What is the difference between vacancy and real vacancy - and why do you need to look at both?
Leasing is (or really SHOULD be) a top priority for real estate companies right now. Here we delve into the difference between vacancy and actual vacancy, and what conclusions you can draw from these key figures.
What is vacancy?
To clarify real vacancy, we start with a term many people are comfortable with: vacancy. A vacancy, or a vacant property, is an unrented property in the portfolio that for some reason does not have a tenant at the moment.
The reason could be that there is some kind of maintenance going on, such as a refurbishment or renovation, which prevents the property from being rented out - or that it is just a hard-to-let property that currently has no interested parties. “Vacancy” thus refers to both blocked objects AND those objects that could be rented out, but are not at the moment.
What is real vacancy?
Real vacancies are unrented properties that do not have an escrow line, so they are rentable. In other words, there is no ongoing renovation or similar that prevents a tenant from moving in. Real vacancy refers to objects that "should" be rented out, or at least that it is possible to rent out the object right now.
The metric provides an in-depth understanding of how well your rental properties are being utilized, with a particular focus on properties that are actually available for rent. It can be useful for landlords, managers and executives alike.
Why should you distinguish between vacancy and actual vacancy in your analysis?
It is perfectly natural for real estate companies to have some vacancy in their portfolio due to maintenance, but if a high percentage of rentable objects are vacant (high real vacancy rate in other words), it is a sign that something is not working properly in the rental process.
High real vacancy rates can have a negative impact on your revenue stream and profitability. If you find that a large proportion of your vacant properties are truly vacant, you should see this as a warning flag and signal the need to take action to increase rentals.
What measures can be taken to deal with real vacancy?
A few suggestions:
Intensified marketing
Adjusted target group
Adjustments to rental prices
Improvements to the objects to make them more attractive to potential tenants.
On the other hand, if real vacancy has a low value, it indicates that a significant percentage of your rentable properties are rented, which is positive for your revenue and business performance. While this is positive, it may still be wise to continue to monitor this KPI on a regular basis to ensure that you continue to optimize the use of your available rental properties and minimize real vacancy.
Finally, the KPI provides an insight into how efficiently you are utilizing your portfolio of rentable properties and whether measures are needed to improve the occupancy rate and thus increase the revenue stream. It is a valuable indicator to effectively manage your real estate portfolio and your real estate business.
In Homepal, real vacancy is defined as "non-rented of rentable". Thus, only rental properties that are available are included - vacant, blocked or similar are excluded from this value.
How is the real vacancy rate calculated?
Number of rental objects* without an active contract with a tenant / Total number of rental objects = %.
* Includes only rental objects that are not marked as vacant, blocked or similar.
Why is it important to monitor real vacancy?

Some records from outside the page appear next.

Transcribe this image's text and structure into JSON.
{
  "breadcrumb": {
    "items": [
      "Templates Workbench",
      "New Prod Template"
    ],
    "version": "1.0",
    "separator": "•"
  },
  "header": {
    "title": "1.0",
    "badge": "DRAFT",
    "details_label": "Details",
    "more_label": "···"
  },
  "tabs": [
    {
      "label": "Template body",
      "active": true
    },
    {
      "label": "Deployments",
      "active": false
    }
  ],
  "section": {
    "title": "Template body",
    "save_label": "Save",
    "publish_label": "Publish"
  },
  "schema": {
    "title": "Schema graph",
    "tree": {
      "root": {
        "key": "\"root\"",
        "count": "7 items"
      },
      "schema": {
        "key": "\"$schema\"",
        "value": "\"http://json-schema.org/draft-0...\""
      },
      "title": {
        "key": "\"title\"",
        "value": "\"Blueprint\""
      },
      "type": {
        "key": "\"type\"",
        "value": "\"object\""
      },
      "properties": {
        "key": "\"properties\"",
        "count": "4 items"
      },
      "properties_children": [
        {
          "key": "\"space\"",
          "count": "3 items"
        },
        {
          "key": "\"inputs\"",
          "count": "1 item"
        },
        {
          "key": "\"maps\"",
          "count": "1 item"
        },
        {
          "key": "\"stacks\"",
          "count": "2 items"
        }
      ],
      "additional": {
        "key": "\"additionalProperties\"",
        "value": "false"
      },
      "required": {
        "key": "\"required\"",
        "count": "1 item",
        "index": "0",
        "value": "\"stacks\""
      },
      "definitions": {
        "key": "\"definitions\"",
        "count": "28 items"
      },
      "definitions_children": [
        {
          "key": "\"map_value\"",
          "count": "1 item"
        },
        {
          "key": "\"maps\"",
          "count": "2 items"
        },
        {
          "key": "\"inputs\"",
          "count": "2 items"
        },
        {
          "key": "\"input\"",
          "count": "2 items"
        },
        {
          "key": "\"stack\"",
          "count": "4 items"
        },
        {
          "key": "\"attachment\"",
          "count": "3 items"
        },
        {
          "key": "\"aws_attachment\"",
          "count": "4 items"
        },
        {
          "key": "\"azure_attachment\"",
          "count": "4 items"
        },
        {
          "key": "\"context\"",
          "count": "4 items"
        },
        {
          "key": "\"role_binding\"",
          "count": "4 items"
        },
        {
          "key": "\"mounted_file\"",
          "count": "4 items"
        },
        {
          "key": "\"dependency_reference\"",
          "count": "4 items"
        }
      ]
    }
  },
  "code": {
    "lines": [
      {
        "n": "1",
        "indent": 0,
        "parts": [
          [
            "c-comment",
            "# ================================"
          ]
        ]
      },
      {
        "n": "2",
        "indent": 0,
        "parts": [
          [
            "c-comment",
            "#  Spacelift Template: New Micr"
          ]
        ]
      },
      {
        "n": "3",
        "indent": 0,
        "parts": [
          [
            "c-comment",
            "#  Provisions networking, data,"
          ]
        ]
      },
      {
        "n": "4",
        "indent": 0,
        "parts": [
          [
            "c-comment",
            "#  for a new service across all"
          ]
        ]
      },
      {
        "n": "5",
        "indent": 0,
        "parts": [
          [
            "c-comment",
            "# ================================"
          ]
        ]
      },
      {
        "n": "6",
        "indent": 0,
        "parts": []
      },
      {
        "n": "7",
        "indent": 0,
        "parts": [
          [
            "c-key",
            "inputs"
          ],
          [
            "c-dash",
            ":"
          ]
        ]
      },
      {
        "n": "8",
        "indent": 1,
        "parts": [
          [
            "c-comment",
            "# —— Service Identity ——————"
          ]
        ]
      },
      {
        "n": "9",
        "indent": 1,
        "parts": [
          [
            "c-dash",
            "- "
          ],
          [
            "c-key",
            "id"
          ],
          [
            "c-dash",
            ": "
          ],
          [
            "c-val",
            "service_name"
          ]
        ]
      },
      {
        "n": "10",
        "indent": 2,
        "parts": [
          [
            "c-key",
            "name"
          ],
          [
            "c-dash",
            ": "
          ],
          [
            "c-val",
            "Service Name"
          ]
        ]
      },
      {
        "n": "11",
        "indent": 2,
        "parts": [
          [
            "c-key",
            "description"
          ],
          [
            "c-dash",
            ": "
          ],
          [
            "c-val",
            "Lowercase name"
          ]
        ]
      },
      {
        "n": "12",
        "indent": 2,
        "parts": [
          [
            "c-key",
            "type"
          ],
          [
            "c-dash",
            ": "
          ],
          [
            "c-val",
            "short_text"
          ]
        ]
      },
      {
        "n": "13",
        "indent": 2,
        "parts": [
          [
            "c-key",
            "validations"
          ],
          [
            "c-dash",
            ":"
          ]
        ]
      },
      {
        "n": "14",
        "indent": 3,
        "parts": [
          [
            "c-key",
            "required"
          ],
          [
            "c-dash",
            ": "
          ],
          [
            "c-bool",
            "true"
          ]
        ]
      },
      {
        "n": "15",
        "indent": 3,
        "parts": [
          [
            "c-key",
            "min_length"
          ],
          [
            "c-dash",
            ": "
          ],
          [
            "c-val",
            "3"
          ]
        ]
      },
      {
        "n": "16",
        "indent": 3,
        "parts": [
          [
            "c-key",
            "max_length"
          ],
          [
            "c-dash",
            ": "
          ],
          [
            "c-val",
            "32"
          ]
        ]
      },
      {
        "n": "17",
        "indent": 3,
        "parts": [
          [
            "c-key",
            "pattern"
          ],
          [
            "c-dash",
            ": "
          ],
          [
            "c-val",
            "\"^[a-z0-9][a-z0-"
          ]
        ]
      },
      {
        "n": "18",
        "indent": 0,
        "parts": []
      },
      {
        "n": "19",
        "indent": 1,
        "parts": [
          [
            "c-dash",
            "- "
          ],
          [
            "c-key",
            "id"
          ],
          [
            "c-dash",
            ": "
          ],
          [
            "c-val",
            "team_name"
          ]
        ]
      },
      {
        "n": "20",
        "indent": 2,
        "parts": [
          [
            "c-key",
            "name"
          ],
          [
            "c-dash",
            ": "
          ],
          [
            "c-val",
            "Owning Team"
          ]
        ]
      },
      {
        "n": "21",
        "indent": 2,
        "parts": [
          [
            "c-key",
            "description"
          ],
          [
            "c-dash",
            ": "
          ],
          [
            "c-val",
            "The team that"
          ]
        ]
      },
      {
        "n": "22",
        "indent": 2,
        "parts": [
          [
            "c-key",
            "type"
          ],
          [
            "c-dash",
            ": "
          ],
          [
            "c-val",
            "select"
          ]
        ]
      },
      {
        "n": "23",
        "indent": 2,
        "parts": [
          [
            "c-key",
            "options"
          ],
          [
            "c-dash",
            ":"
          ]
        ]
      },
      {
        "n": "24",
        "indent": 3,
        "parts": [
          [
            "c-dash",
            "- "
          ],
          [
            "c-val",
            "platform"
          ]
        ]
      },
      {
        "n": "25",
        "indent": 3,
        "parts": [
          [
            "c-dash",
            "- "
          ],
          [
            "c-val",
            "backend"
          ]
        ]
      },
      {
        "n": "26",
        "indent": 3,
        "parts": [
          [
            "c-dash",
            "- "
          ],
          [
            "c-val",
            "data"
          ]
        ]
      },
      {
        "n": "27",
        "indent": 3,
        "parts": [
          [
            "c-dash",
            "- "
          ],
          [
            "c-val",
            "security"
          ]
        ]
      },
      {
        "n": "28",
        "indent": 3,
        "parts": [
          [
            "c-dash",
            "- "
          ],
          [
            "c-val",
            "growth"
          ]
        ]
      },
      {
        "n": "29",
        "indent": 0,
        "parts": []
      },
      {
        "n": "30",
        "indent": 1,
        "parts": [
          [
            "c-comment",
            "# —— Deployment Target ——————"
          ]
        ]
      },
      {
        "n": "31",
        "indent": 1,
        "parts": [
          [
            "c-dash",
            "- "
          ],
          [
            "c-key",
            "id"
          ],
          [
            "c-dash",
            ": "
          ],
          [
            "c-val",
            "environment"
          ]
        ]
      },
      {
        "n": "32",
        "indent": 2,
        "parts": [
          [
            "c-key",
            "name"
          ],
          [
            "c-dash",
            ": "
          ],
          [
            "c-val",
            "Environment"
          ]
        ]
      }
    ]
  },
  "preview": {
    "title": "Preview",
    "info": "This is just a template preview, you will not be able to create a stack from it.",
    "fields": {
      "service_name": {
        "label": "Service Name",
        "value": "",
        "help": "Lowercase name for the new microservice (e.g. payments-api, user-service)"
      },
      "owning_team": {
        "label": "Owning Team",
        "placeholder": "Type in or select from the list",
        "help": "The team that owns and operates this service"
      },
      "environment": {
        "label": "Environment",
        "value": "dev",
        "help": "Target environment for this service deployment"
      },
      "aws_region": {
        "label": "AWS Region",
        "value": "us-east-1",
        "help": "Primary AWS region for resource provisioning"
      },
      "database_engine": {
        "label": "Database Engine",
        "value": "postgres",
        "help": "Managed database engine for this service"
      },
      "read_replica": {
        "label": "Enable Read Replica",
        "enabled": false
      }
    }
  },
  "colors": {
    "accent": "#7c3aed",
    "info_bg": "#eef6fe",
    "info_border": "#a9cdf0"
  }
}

There are several good reasons why you should follow the key figure:
Better revenue planning: By monitoring this KPI, you can better plan your revenue stream as it provides an accurate indication of how many of your available rental properties are actually generating revenue. It helps you establish realistic budgets and financial forecasts.
Efficient resource allocation: By identifying the level of properties that are truly vacant (i.e. not blocked or vacant), you can properly allocate your resources and focus on the truly available properties.
Customer satisfaction: Keeping track of the real vacancy rate will help you ensure that the properties you actually offer are in good condition and ready to rent. This can improve tenant satisfaction and reduce the risk of negative feedback from tenants.
Strategic portfolio management: Vacancy information is valuable for making decisions about the composition and strategy of your property portfolio. It can help you determine if you should invest more in marketing or improvements to fill vacant properties or if it is time to re-evaluate your real estate investments.
Early detection of problems: If the real vacancy rate suddenly increases, it could be an indication of problems, such as decreased demand in your real estate market. Being aware of this early on allows you to take action and adapt your strategy in accordance with market changes.
In summary, the KPI is a key indicator for monitoring and optimizing the revenue stream and profitability of property management. It allows you to make informed decisions, manage your property portfolio efficiently and adapt to changes in the real estate market.